Cutting from the top will still have an impact on the district's operation, he said.
"Everyone thinks it's no big deal," Allison said. "Once the cuts are made, they ask, 'Why aren't we doing this anymore?' "
These noticeable cuts could include services such as custodial work and transportation, he said.
Loss of experience
A rash of retirements — six of a total of 26 administrators — will allow the Goddard school district to cut $335,000 in salaries next year, said Rod Dietz, assistant superintendent of business.
"It won't be nearly enough," he said, adding that the district cut roughly $700,000 from its budget this year and expects about the same next year.
Several top administrators, including Dietz, are retiring and being replaced by less costly assistants — or not at all.
"We have known this for a couple of years," Dietz said. "We knew we were going to get hit in this way."

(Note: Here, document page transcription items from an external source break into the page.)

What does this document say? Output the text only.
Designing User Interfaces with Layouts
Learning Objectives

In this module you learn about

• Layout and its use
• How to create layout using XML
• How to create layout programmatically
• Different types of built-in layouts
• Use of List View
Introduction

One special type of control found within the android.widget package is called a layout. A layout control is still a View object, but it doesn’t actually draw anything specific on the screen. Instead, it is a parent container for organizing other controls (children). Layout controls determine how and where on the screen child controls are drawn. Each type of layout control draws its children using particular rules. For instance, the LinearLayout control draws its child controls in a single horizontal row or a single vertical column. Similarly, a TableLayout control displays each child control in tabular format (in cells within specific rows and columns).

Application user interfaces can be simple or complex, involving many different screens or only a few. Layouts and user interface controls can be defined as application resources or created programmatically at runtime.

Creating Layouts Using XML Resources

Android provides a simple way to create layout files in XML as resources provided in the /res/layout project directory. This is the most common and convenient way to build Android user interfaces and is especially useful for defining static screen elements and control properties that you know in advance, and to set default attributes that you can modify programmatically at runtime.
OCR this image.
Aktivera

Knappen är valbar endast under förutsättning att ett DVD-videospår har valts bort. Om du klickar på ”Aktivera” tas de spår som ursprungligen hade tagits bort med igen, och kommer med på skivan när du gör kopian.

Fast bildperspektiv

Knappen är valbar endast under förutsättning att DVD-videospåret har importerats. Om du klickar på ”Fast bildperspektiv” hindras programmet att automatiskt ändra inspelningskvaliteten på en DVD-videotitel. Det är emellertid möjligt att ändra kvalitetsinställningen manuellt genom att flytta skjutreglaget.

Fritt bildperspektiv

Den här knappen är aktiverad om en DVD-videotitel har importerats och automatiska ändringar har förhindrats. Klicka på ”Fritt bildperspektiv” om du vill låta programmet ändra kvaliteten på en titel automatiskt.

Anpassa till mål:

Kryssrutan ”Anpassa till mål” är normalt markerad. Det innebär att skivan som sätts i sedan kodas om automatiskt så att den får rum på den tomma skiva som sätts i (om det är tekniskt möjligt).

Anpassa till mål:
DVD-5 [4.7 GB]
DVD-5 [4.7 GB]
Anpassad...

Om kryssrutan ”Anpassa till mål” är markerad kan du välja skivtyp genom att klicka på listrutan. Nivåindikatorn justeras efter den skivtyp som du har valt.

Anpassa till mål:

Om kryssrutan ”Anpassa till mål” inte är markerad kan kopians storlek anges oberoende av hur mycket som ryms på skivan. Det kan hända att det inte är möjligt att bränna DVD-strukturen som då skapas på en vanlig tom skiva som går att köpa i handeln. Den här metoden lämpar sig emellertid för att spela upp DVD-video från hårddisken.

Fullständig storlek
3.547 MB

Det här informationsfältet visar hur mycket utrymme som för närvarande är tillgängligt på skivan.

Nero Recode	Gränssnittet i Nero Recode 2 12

He said the loss of experience and positions next year will affect the district "quite a bit."
"Someone is going to pick up the slack to make things work," Dietz said.
"In the long run, kids are going to suffer."
In Maize, administrative costs have risen in recent years because the school board decided to give raises to employees who aren't administrators or teachers — but count in the state's definition of general administration — to get their salaries in line with other area districts. The board didn't want to go back on the promise despite budget cuts, spokeswoman Karen McDermott said.
Andover is shaving some expenses of its 25 administrators, including principals. More than half took a furlough this school year, business manager Jim Freeman said.
Next school year, he said, the district plans to cut one districtwide support services job and part-time assistant principals at two schools.
And if teachers agree to a pay cut next year in their union contract, superintendent Mark Evans said the pay cut would be made districtwide, including administrators.
District-level cuts won't affect student services as noticeably as loss of school positions, Freeman said.
"They will have some impact down the road," he said.
Room for cuts
After having been a mid-level administrator, Ronsick said she sees much room to cut among the bevy of administrators hired to oversee curriculum as state tests became the principal way of judging a school's quality.
They aren't as necessary in this budget crunch, she said.
"Everyone has to do more with less," Ronsick said. "Why is it not happening at the school district?"
Wichita's administration is much larger than most Kansas districts because it has the most students in the state — about 50,000, legislator Schodorf said.
But although administration makes up a small percentage of a district's budget, she said some mid-level administrators might have to go if there's no money.
"The budget situation is so serious, every position needs to be looked at," Schodorf said. "Administration should be looked at also."
"Those salaries are the highest salaries — they should be cut too."
Board president Fuller said whether administrative salaries are cut depends on the budget reduction process, including more feedback from a panel of community stakeholders planned for this month.
"I don't want to make decisions until I see the whole picture," she said.